Bernard Wolfe (1915-1985), dramatist, television writer, and novelist graduated from Yale in 1935 and after service in WWII worked briefly as secretary and bodyguard to Leon Trotsky during the revolutionary's exile in Mexico (he was off-duty at the time Trotsky got plugged) before settling in New York to become a writer. Among his many books are the novels
Limbo,
The Late Risers,
In Deep,
The Great Prince Died,
The Magic of Singing,
Logan's Gone and
Lies; the short story collection
Move Up, Dress Up, Drink Up, Burn Up and the influential jazz memoir
Really the Blues with Mezz Mezzrow.
Jonathan Lethem is the author of seven novels including
Fortress of Solitude and
Motherless Brooklyn, which was named Novel of the Year by
Esquire and won the National Book Critics Circle Award and the Salon Book Award, as well as the Macallan Crime Writers Association Gold Dagger.

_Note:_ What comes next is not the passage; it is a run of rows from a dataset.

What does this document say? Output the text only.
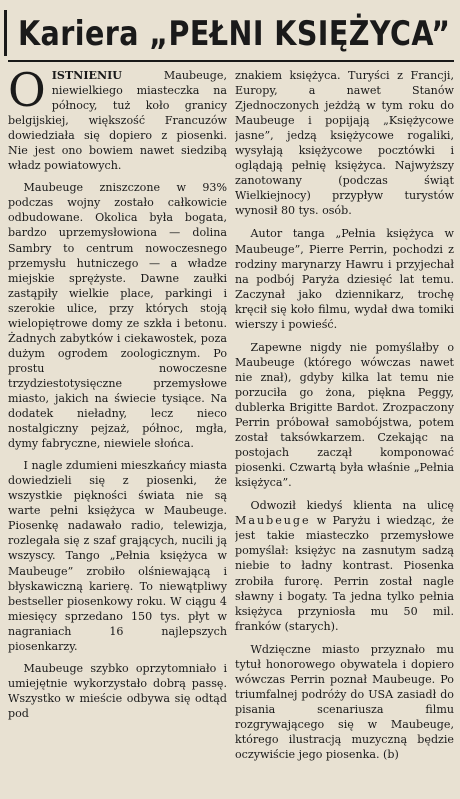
Kariera „PEŁNI KSIĘŻYCA”

OISTNIENIU Maubeuge, niewielkiego miasteczka na północy, tuż koło granicy belgijskiej, większość Francuzów dowiedziała się dopiero z piosenki. Nie jest ono bowiem nawet siedzibą władz powiatowych.

Maubeuge zniszczone w 93% podczas wojny zostało całkowicie odbudowane. Okolica była bogata, bardzo uprzemysłowiona — dolina Sambry to centrum nowoczesnego przemysłu hutniczego — a władze miejskie sprężyste. Dawne zaułki zastąpiły wielkie place, parkingi i szerokie ulice, przy których stoją wielopiętrowe domy ze szkła i betonu. Żadnych zabytków i ciekawostek, poza dużym ogrodem zoologicznym. Po prostu nowoczesne trzydziestotysięczne przemysłowe miasto, jakich na świecie tysiące. Na dodatek nieładny, lecz nieco nostalgiczny pejzaż, północ, mgła, dymy fabryczne, niewiele słońca.

I nagle zdumieni mieszkańcy miasta dowiedzieli się z piosenki, że wszystkie piękności świata nie są warte pełni księżyca w Maubeuge. Piosenkę nadawało radio, telewizja, rozlegała się z szaf grających, nucili ją wszyscy. Tango „Pełnia księżyca w Maubeuge” zrobiło olśniewającą i błyskawiczną karierę. To niewątpliwy bestseller piosenkowy roku. W ciągu 4 miesięcy sprzedano 150 tys. płyt w nagraniach 16 najlepszych piosenkarzy.

Maubeuge szybko oprzytomniało i umiejętnie wykorzystało dobrą passę. Wszystko w mieście odbywa się odtąd pod

znakiem księżyca. Turyści z Francji, Europy, a nawet Stanów Zjednoczonych jeżdżą w tym roku do Maubeuge i popijają „Księżycowe jasne”, jedzą księżycowe rogaliki, wysyłają księżycowe pocztówki i oglądają pełnię księżyca. Najwyższy zanotowany (podczas świąt Wielkiejnocy) przypływ turystów wynosił 80 tys. osób.

Autor tanga „Pełnia księżyca w Maubeuge”, Pierre Perrin, pochodzi z rodziny marynarzy Hawru i przyjechał na podbój Paryża dziesięć lat temu. Zaczynał jako dziennikarz, trochę kręcił się koło filmu, wydał dwa tomiki wierszy i powieść.

Zapewne nigdy nie pomyślałby o Maubeuge (którego wówczas nawet nie znał), gdyby kilka lat temu nie porzuciła go żona, piękna Peggy, dublerka Brigitte Bardot. Zrozpaczony Perrin próbował samobójstwa, potem został taksówkarzem. Czekając na postojach zaczął komponować piosenki. Czwartą była właśnie „Pełnia księżyca”.

Odwoził kiedyś klienta na ulicę Maubeuge w Paryżu i wiedząc, że jest takie miasteczko przemysłowe pomyślał: księżyc na zasnutym sadzą niebie to ładny kontrast. Piosenka zrobiła furorę. Perrin został nagle sławny i bogaty. Ta jedna tylko pełnia księżyca przyniosła mu 50 mil. franków (starych).

Wdzięczne miasto przyznało mu tytuł honorowego obywatela i dopiero wówczas Perrin poznał Maubeuge. Po triumfalnej podróży do USA zasiadł do pisania scenariusza filmu rozgrywającego się w Maubeuge, którego ilustracją muzyczną będzie oczywiście jego piosenka. (b)
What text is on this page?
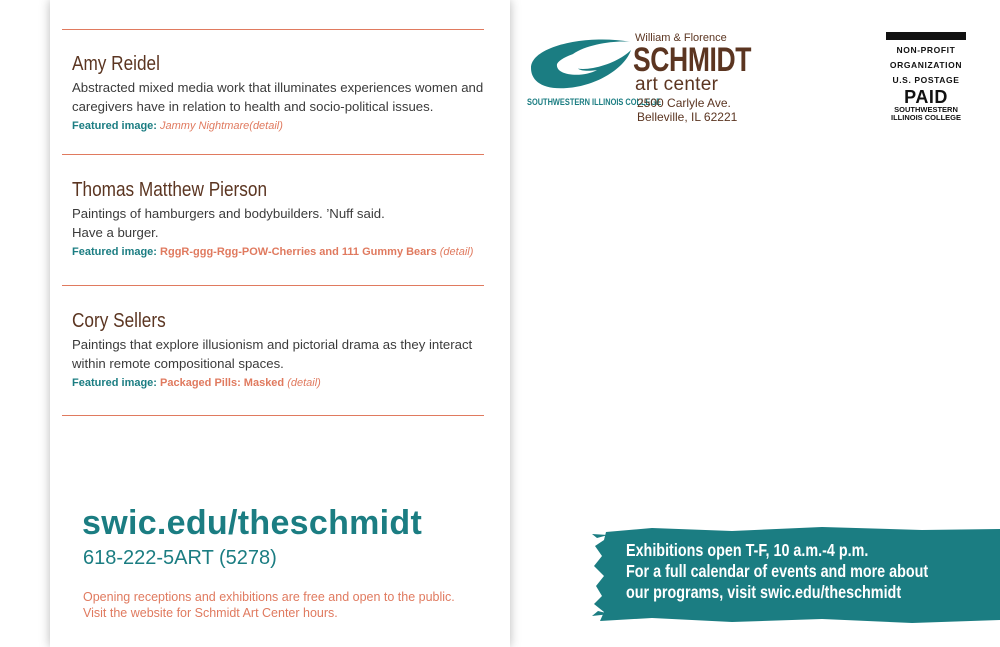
Amy Reidel
Abstracted mixed media work that illuminates experiences women and caregivers have in relation to health and socio-political issues.
Featured image: Jammy Nightmare(detail)
Thomas Matthew Pierson
Paintings of hamburgers and bodybuilders. ’Nuff said.
Have a burger.
Featured image: RggR-ggg-Rgg-POW-Cherries and 111 Gummy Bears (detail)
Cory Sellers
Paintings that explore illusionism and pictorial drama as they interact within remote compositional spaces.
Featured image: Packaged Pills: Masked (detail)
swic.edu/theschmidt
618-222-5ART (5278)
Opening receptions and exhibitions are free and open to the public.
Visit the website for Schmidt Art Center hours.
William & Florence
SCHMIDT
art center
SOUTHWESTERN ILLINOIS COLLEGE
2500 Carlyle Ave.
Belleville, IL 62221
NON-PROFIT
ORGANIZATION
U.S. POSTAGE
PAID
SOUTHWESTERN
ILLINOIS COLLEGE
Exhibitions open T-F, 10 a.m.-4 p.m.
For a full calendar of events and more about
our programs, visit swic.edu/theschmidt
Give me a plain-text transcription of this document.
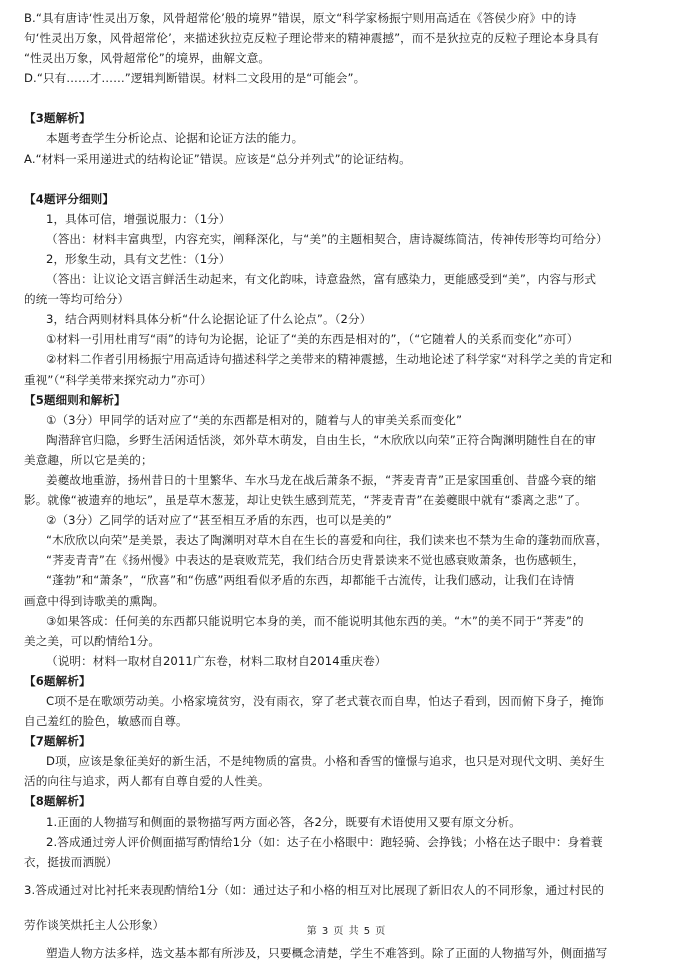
B.“具有唐诗‘性灵出万象，风骨超常伦’般的境界”错误，原文“科学家杨振宁则用高适在《答侯少府》中的诗

句‘性灵出万象，风骨超常伦’，来描述狄拉克反粒子理论带来的精神震撼”，而不是狄拉克的反粒子理论本身具有

“性灵出万象，风骨超常伦”的境界，曲解文意。

D.“只有……才……”逻辑判断错误。材料二文段用的是“可能会”。

【3题解析】

本题考查学生分析论点、论据和论证方法的能力。

A.“材料一采用递进式的结构论证”错误。应该是“总分并列式”的论证结构。

【4题评分细则】

1，具体可信，增强说服力：（1分）

（答出：材料丰富典型，内容充实，阐释深化，与“美”的主题相契合，唐诗凝练简洁，传神传形等均可给分）

2，形象生动，具有文艺性：（1分）

（答出：让议论文语言鲜活生动起来，有文化韵味，诗意盎然，富有感染力，更能感受到“美”，内容与形式

的统一等均可给分）

3，结合两则材料具体分析“什么论据论证了什么论点”。（2分）

①材料一引用杜甫写“雨”的诗句为论据，论证了“美的东西是相对的”，（“它随着人的关系而变化”亦可）

②材料二作者引用杨振宁用高适诗句描述科学之美带来的精神震撼，生动地论述了科学家“对科学之美的肯定和

重视”（“科学美带来探究动力”亦可）

【5题细则和解析】

①（3分）甲同学的话对应了“美的东西都是相对的，随着与人的审美关系而变化”

陶潜辞官归隐，乡野生活闲适恬淡，郊外草木萌发，自由生长，“木欣欣以向荣”正符合陶渊明随性自在的审

美意趣，所以它是美的；

姜夔故地重游，扬州昔日的十里繁华、车水马龙在战后萧条不振，“荠麦青青”正是家国重创、昔盛今衰的缩

影。就像“被遗弃的地坛”，虽是草木葱茏，却让史铁生感到荒芜，“荠麦青青”在姜夔眼中就有“黍离之悲”了。

②（3分）乙同学的话对应了“甚至相互矛盾的东西，也可以是美的”

“木欣欣以向荣”是美景，表达了陶渊明对草木自在生长的喜爱和向往，我们读来也不禁为生命的蓬勃而欣喜，

“荠麦青青”在《扬州慢》中表达的是衰败荒芜，我们结合历史背景读来不觉也感衰败萧条，也伤感顿生，

“蓬勃”和“萧条”，“欣喜”和“伤感”两组看似矛盾的东西，却都能千古流传，让我们感动，让我们在诗情

画意中得到诗歌美的熏陶。

③如果答成：任何美的东西都只能说明它本身的美，而不能说明其他东西的美。“木”的美不同于“荠麦”的

美之美，可以酌情给1分。

（说明：材料一取材自2011广东卷，材料二取材自2014重庆卷）

【6题解析】

C项不是在歌颂劳动美。小格家境贫穷，没有雨衣，穿了老式蓑衣而自卑，怕达子看到，因而俯下身子，掩饰

自己羞红的脸色，敏感而自尊。

【7题解析】

D项，应该是象征美好的新生活，不是纯物质的富贵。小格和香雪的憧憬与追求，也只是对现代文明、美好生

活的向往与追求，两人都有自尊自爱的人性美。

【8题解析】

1.正面的人物描写和侧面的景物描写两方面必答，各2分，既要有术语使用又要有原文分析。

2.答成通过旁人评价侧面描写酌情给1分（如：达子在小格眼中：跑轻骑、会挣钱；小格在达子眼中：身着蓑

衣，挺拔而洒脱）

3.答成通过对比衬托来表现酌情给1分（如：通过达子和小格的相互对比展现了新旧农人的不同形象，通过村民的

劳作谈笑烘托主人公形象）

塑造人物方法多样，选文基本都有所涉及，只要概念清楚，学生不难答到。除了正面的人物描写外，侧面描写

第 3 页 共 5 页
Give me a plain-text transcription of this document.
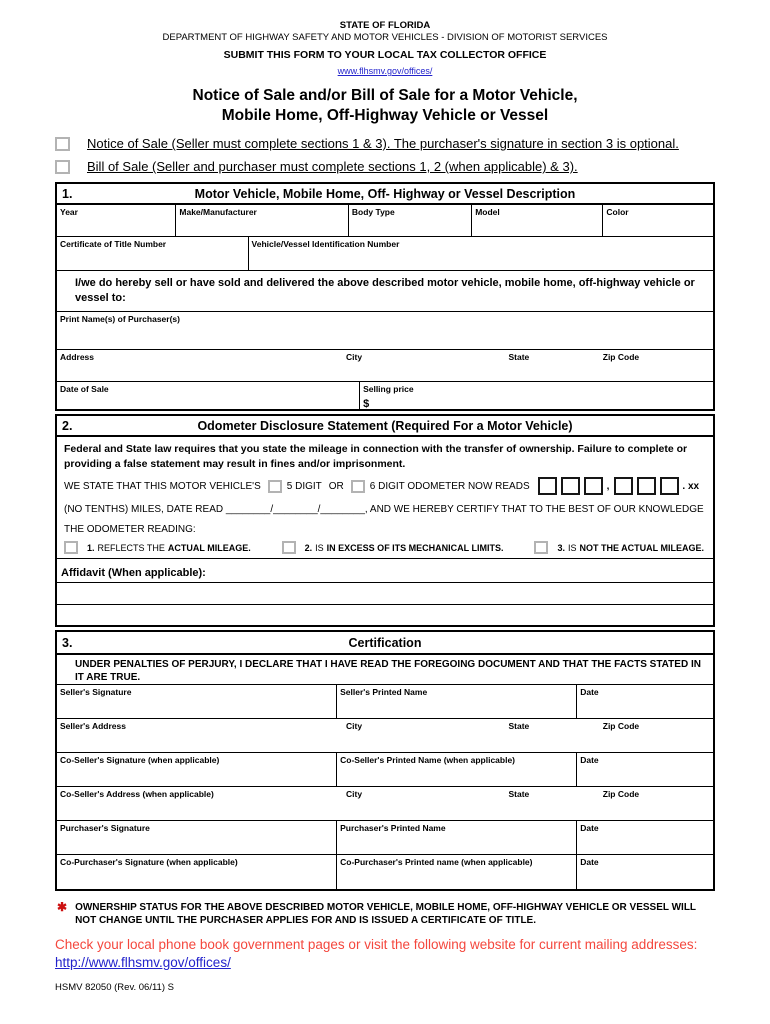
STATE OF FLORIDA
DEPARTMENT OF HIGHWAY SAFETY AND MOTOR VEHICLES - DIVISION OF MOTORIST SERVICES
SUBMIT THIS FORM TO YOUR LOCAL TAX COLLECTOR OFFICE
www.flhsmv.gov/offices/
Notice of Sale and/or Bill of Sale for a Motor Vehicle,
Mobile Home, Off-Highway Vehicle or Vessel
Notice of Sale (Seller must complete sections 1 & 3). The purchaser's signature in section 3 is optional.
Bill of Sale (Seller and purchaser must complete sections 1, 2 (when applicable) & 3).
1.	Motor Vehicle, Mobile Home, Off- Highway or Vessel Description
Year	Make/Manufacturer	Body Type	Model	Color
Certificate of Title Number	Vehicle/Vessel Identification Number
I/we do hereby sell or have sold and delivered the above described motor vehicle, mobile home, off-highway vehicle or vessel to:
Print Name(s) of Purchaser(s)
Address	City	State	Zip Code
Date of Sale	Selling price
$
2.	Odometer Disclosure Statement (Required For a Motor Vehicle)
Federal and State law requires that you state the mileage in connection with the transfer of ownership. Failure to complete or providing a false statement may result in fines and/or imprisonment.
WE STATE THAT THIS MOTOR VEHICLE'S	5 DIGIT OR	6 DIGIT ODOMETER NOW READS	,	. xx
(NO TENTHS) MILES, DATE READ ________/________/________, AND WE HEREBY CERTIFY THAT TO THE BEST OF OUR KNOWLEDGE
THE ODOMETER READING:
1. REFLECTS THE ACTUAL MILEAGE.	2. IS IN EXCESS OF ITS MECHANICAL LIMITS.	3. IS NOT THE ACTUAL MILEAGE.
Affidavit (When applicable):
3.	Certification
UNDER PENALTIES OF PERJURY, I DECLARE THAT I HAVE READ THE FOREGOING DOCUMENT AND THAT THE FACTS STATED IN IT ARE TRUE.
Seller's Signature	Seller's Printed Name	Date
Seller's Address	City	State	Zip Code
Co-Seller's Signature (when applicable)	Co-Seller's Printed Name (when applicable)	Date
Co-Seller's Address (when applicable)	City	State	Zip Code
Purchaser's Signature	Purchaser's Printed Name	Date
Co-Purchaser's Signature (when applicable)	Co-Purchaser's Printed name (when applicable)	Date
✱ OWNERSHIP STATUS FOR THE ABOVE DESCRIBED MOTOR VEHICLE, MOBILE HOME, OFF-HIGHWAY VEHICLE OR VESSEL WILL NOT CHANGE UNTIL THE PURCHASER APPLIES FOR AND IS ISSUED A CERTIFICATE OF TITLE.
Check your local phone book government pages or visit the following website for current mailing addresses: http://www.flhsmv.gov/offices/
HSMV 82050 (Rev. 06/11) S
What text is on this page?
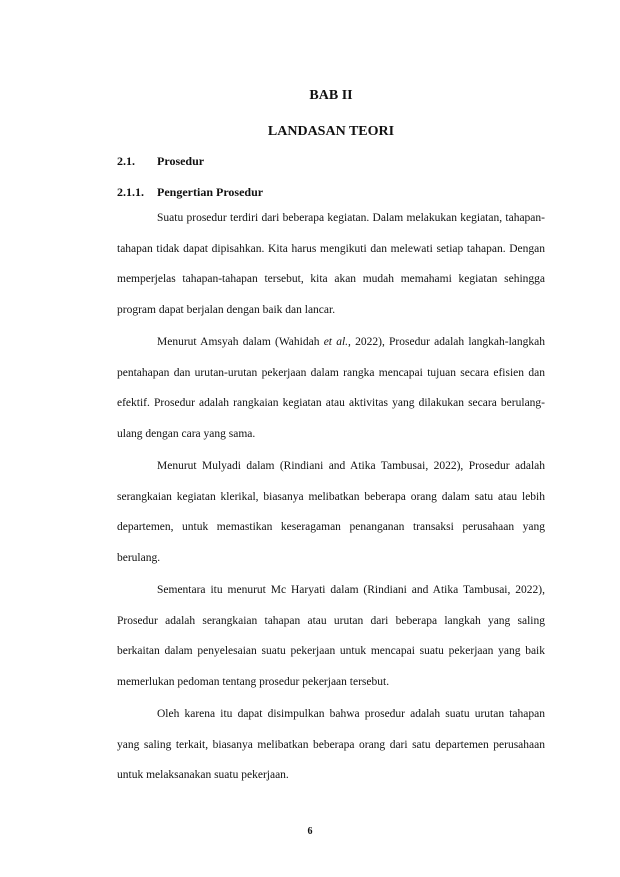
BAB II
LANDASAN TEORI
2.1. Prosedur
2.1.1. Pengertian Prosedur

Suatu prosedur terdiri dari beberapa kegiatan. Dalam melakukan kegiatan, tahapan-tahapan tidak dapat dipisahkan. Kita harus mengikuti dan melewati setiap tahapan. Dengan memperjelas tahapan-tahapan tersebut, kita akan mudah memahami kegiatan sehingga program dapat berjalan dengan baik dan lancar.

Menurut Amsyah dalam (Wahidah et al., 2022), Prosedur adalah langkah-langkah pentahapan dan urutan-urutan pekerjaan dalam rangka mencapai tujuan secara efisien dan efektif. Prosedur adalah rangkaian kegiatan atau aktivitas yang dilakukan secara berulang-ulang dengan cara yang sama.

Menurut Mulyadi dalam (Rindiani and Atika Tambusai, 2022), Prosedur adalah serangkaian kegiatan klerikal, biasanya melibatkan beberapa orang dalam satu atau lebih departemen, untuk memastikan keseragaman penanganan transaksi perusahaan yang berulang.

Sementara itu menurut Mc Haryati dalam (Rindiani and Atika Tambusai, 2022), Prosedur adalah serangkaian tahapan atau urutan dari beberapa langkah yang saling berkaitan dalam penyelesaian suatu pekerjaan untuk mencapai suatu pekerjaan yang baik memerlukan pedoman tentang prosedur pekerjaan tersebut.

Oleh karena itu dapat disimpulkan bahwa prosedur adalah suatu urutan tahapan yang saling terkait, biasanya melibatkan beberapa orang dari satu departemen perusahaan untuk melaksanakan suatu pekerjaan.

6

He has also written two short story collections, a novella and a collection of essays, edited
The Vintage Book of Amnesia, guest-edited
The Year's Best Music Writing 2002, and was the founding fiction editor of
Fence magazine. His writings have appeared in the
New Yorker,
Rolling Stone,
McSweeney's and many other periodicals. He lives in Brooklyn, NY.